Minggu, 19 Oktober 2014

BATU KARANG MENJENGKELKAN

Solidaritas Penghujat Batu Karang


Batu Karang Menjengkelkan

Suatu kali kami mengunjungi seorang kerabat pria paruh baya (Pripaba) yang opname di sebuah rumah sakit, di Aceh juga. Etisnya, tidak disebutkan nama dan tempat rumah sakit itu mengingat pentingnya menjunjung tinggi azas menutupi aib sesama. Ia telah seminggu dirawat sementara radang yang terjadi sudah berjalan selama sebulan, “karena batu karang,” kata bawahannya di kantor. Kami yang terdiri atas 8 orang lelaki berangkat ke rumah sakit itu selepas Maghrib.
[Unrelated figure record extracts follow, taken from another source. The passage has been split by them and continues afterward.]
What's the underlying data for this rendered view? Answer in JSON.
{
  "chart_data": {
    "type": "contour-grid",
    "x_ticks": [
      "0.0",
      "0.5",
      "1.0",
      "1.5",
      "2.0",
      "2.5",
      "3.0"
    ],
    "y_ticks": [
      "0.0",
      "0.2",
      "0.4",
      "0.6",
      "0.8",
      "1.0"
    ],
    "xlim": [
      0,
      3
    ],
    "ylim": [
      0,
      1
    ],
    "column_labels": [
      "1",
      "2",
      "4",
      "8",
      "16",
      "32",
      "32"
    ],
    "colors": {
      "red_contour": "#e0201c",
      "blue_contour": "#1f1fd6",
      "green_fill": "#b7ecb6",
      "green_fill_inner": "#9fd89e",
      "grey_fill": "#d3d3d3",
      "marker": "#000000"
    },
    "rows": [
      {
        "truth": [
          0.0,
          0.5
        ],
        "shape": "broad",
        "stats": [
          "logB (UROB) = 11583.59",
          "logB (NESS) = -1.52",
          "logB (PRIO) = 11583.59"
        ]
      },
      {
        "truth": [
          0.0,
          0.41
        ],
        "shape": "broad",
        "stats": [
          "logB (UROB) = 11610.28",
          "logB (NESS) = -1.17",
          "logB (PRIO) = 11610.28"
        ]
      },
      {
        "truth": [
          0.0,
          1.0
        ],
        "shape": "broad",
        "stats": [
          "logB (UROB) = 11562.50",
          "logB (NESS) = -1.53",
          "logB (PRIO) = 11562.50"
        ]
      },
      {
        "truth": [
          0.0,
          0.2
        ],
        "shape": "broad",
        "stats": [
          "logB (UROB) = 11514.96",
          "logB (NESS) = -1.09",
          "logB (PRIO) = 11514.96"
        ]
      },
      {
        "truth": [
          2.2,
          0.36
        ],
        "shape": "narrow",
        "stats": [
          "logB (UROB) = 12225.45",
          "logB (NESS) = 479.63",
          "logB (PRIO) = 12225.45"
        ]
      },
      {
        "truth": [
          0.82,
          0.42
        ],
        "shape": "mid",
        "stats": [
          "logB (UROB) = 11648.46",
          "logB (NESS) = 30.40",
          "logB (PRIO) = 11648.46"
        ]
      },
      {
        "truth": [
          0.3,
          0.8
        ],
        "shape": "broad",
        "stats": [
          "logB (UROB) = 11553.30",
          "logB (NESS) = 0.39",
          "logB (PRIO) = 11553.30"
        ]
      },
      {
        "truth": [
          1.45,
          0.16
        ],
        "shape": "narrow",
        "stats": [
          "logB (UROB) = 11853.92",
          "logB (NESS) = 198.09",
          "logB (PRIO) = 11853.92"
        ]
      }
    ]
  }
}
Setiba di rumah sakit, terlihat Pripaba tengah duduk santai dan terbahak bersama istrinya. Tentu pimpinan pengunjung di antara kami terperanjat dan merasa didustai. “Lho tapi kabarnya opname, kok tidak tidur di dalam,” tanya pimpinan kami. Pripaba gugup berusaha menjelaskan apa yang terjadi seraya bangkit masuk ke ruang inapnya. “Begini pak tadi sore sudah keluar,” katanya sambil mengambil sebuah bungkusan kapas. Ia membuka kapas itu memperlihatkan sebentuk batu berwarna coklat kehitaman sebesar biji kurma persis. “Tapi kok sudah terbelah dua,” tanya kami lagi bersama. Pripaba menjelaskan betapa sakitnya tatkala batu itu keluar bersama air seni seraya ia menunjukkan dagunya ke arah istri yang terdiam di sudut kasur. “Entah dia pegang-pegang lantas patah,“ jelas Pripaba tentang peristiwa terbelahnya batu itu akibat ulah istrinya.  Kami tersenyum dan mengerti tentang ihwal kekesalan istrinya sehingga membanting batu karang yang dianggap musabab dari suatu persoalan. “Sebulan pula di depan mata, ya wajarlah jengkel,” kata pimpinan kami seraya mengajak pulang. Di halaman parkir terlihat beberapa kenderaan sedang menurunkan penumpang untuk membesuk juga. Satu oplet menarik perhatian, berisikan banyak kaum ibu yang sejak sore berjalan di depan kami, hadir juga di pelataran parkir rumah sakit itu. Meskipun belum terinformasikan, aku menduga, mereka kelompok ibu-ibu yang antusias hendak menyaksikan kejahatan batu karang yang telah menyusahkan kaumnya yang lain. Jika memang benar, kukira kondisi ini merupakan solidaritas yang layak ditiru.